This invention relates generally to optical systems, and has particular reference to a novel optical system for illuminated viewing instruments. More specifically, the optical system of the invention is adapted for use in electrically illuminated diagnostic instruments such as ophthalmoscopes and the like.
In illuminated diagnostic instruments used in the examination of restricted body passages or other small openings, it has always been difficult to construct the instrument so that the viewer's line of sight substantially coincides with the beam of light emitted by the instrument. This has been particularly true of eye instruments such as ophthalmoscopes where the pupil provides the only natural opening through which the interior of the eye can be observed.
Even when dilated, the pupil is still a relatively small opening and there are many times when the fundus of the eye must be examined but dilation is not possible. Thus, the eye can only be dilated with caution when the patient is on medication for glaucoma, or when the patient is a baby or small child, and in certain other situations such as an emergency when time may not permit dilation. As will be readily understood, if there is anything more than a small angular displacement between the light beam and viewer's sight line, the viewer will not be able to look at the center of the area being illuminated.

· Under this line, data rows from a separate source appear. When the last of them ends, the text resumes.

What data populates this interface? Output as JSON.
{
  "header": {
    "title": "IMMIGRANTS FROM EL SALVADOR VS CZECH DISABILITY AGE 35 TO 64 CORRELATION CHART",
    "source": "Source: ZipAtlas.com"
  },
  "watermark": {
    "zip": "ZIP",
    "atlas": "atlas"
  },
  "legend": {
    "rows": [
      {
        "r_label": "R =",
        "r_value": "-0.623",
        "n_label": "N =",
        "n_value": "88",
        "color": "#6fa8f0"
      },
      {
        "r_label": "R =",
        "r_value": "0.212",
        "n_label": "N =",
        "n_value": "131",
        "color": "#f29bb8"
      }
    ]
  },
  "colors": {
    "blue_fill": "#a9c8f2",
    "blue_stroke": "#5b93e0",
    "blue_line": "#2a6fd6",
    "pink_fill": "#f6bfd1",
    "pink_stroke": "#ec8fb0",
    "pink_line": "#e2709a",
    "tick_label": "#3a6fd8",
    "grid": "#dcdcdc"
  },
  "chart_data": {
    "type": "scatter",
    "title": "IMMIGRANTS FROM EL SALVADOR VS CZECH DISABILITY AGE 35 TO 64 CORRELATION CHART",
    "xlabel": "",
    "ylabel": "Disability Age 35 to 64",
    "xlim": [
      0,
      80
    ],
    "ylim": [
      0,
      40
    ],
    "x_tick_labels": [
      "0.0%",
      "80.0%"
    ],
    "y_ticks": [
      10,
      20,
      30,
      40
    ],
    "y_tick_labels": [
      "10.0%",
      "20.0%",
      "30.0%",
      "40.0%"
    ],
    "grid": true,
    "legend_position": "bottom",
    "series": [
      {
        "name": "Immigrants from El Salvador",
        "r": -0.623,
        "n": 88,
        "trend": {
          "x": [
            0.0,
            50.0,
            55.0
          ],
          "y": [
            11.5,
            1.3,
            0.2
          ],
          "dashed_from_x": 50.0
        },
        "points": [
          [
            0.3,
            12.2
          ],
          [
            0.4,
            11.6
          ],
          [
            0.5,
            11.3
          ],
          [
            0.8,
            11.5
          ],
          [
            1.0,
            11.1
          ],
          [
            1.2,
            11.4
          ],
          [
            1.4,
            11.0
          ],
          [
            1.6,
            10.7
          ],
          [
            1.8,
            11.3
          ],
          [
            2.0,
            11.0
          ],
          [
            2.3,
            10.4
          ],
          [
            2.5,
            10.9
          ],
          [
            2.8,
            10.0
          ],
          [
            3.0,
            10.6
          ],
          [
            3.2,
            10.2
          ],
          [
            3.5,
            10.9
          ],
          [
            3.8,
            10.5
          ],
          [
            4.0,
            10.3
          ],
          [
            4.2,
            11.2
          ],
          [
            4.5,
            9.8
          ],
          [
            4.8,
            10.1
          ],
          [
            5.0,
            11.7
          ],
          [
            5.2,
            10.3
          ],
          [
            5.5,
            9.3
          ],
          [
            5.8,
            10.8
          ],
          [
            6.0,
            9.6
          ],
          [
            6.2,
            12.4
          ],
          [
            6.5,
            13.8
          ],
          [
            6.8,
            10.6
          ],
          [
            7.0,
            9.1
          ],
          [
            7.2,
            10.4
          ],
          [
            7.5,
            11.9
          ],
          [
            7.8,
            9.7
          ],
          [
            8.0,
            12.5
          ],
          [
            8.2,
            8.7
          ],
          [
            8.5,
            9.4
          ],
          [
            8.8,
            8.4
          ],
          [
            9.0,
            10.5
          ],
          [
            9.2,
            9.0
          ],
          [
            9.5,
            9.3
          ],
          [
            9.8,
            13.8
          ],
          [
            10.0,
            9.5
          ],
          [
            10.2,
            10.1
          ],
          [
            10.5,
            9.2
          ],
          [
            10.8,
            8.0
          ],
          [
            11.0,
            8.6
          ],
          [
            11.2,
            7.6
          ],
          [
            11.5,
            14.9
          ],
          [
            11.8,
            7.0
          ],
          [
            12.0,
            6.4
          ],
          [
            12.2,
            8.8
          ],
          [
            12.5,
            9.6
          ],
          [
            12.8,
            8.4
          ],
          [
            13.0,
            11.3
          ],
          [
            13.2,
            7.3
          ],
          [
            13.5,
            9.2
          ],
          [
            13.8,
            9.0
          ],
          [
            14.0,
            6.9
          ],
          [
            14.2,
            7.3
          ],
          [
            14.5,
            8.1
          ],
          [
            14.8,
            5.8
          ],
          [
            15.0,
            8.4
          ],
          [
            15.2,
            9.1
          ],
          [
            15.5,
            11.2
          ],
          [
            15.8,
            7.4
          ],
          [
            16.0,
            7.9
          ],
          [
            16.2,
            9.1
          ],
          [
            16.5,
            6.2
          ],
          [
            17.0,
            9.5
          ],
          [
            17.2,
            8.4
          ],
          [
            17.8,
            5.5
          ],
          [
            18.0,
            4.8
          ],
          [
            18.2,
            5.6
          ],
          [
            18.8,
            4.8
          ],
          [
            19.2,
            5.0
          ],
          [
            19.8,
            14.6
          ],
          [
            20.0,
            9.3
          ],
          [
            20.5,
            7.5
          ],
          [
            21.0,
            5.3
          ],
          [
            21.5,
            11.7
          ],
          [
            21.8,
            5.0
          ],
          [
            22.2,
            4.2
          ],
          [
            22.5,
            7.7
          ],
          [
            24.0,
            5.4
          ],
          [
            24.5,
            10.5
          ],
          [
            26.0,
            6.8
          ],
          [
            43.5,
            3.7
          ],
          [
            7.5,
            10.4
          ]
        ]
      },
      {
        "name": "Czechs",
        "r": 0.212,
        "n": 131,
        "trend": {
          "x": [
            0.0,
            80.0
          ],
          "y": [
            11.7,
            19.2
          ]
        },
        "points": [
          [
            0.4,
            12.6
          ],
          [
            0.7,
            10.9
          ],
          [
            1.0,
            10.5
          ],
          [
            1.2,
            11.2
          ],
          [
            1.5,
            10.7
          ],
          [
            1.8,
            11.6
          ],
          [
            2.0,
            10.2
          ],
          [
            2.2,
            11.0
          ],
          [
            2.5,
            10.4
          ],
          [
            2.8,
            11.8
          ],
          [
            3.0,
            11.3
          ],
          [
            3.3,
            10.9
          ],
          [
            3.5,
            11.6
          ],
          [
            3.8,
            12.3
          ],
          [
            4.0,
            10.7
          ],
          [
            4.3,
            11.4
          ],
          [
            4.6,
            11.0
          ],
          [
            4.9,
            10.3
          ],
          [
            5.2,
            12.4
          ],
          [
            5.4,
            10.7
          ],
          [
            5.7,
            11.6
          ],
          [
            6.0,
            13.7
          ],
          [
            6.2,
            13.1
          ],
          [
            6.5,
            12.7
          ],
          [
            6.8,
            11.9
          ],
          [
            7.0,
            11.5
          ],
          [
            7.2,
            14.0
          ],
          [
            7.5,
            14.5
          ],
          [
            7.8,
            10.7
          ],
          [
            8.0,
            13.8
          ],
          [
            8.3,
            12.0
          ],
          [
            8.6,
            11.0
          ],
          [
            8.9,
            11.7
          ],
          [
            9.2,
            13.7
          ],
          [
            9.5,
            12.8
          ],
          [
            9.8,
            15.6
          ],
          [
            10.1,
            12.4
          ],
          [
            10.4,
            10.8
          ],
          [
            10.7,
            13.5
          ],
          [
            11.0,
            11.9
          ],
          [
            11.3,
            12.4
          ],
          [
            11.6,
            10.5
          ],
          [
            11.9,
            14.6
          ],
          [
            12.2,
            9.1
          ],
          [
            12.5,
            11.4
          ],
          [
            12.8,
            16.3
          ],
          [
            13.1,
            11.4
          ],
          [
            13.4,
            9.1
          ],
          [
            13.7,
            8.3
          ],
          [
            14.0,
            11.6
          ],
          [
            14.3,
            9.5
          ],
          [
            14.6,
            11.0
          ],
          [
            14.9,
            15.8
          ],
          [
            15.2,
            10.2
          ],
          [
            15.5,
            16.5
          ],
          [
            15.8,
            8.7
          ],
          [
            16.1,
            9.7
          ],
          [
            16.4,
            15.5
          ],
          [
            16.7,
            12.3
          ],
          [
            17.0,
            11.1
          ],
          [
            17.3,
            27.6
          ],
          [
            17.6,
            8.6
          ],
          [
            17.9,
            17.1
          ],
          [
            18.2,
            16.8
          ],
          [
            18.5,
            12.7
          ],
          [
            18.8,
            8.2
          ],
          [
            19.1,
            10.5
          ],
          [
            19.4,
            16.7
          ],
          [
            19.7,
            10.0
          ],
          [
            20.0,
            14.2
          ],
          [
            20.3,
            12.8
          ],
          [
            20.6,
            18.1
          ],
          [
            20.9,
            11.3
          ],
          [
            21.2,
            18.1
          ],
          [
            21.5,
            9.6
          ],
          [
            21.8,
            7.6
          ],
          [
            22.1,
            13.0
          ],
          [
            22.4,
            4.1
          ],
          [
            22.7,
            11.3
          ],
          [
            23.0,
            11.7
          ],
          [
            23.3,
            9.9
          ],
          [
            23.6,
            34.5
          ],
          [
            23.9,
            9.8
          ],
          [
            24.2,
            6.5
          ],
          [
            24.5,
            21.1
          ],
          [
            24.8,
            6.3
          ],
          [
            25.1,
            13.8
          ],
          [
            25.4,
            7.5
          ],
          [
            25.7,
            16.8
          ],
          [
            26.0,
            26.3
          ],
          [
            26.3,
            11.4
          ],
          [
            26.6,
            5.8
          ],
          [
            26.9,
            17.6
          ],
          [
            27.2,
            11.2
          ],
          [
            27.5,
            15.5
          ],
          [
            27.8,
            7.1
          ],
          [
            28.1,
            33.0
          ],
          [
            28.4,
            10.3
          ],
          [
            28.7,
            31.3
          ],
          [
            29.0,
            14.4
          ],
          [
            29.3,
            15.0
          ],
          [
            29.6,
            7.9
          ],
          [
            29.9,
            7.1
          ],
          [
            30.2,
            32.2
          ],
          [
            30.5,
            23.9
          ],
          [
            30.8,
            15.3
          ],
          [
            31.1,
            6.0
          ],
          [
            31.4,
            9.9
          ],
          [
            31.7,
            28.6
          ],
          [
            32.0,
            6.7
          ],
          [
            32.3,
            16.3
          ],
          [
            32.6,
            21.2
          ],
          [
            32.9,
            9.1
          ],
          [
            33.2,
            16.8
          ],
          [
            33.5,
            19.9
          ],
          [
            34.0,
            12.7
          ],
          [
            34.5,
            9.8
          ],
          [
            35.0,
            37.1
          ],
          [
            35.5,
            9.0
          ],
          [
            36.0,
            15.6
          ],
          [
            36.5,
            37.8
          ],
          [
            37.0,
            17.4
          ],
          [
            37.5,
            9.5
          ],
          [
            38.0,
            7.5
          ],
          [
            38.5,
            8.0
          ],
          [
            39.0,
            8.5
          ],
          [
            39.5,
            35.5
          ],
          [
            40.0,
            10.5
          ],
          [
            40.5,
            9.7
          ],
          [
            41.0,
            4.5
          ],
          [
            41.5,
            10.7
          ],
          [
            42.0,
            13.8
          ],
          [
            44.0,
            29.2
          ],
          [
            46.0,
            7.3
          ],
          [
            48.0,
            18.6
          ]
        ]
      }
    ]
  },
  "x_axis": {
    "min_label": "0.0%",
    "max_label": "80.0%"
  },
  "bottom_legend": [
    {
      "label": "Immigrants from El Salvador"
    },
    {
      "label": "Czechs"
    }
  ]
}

Heretofore, the optical systems of ophthalmoscopes utilized a prism for changing the direction of the illuminating beam from axial with respect to the instrument to normal so that it can be projected outwardly into the patient's eye. This is necessary in this type of instrument since it is not practical to try to mount the light source in the upper part of the instrument in line with the patient's eye. Since the viewer cannot see through the prism, his line of sight must be just over its top and this means that the light from the light source must be made to emerge from the prism as close to the top as possible so that it almost coincides with the line of sight. This requires a precision prism, and even in the most precise instruments the optimum condition of having the line of sight and light beam coincide can never be attained.
At the present time, most ophthalmoscopes utilize a first surface mirror rather than a prism for changing the direction of the illuminating beam. In the majority of instrument designs this has reduced the angular displacement between the light beam and viewer's sight line but a further reduction is still needed, particularly when the pupil cannot be dilated. With the mirrors in present use, the viewer's line of sight still must be over the top.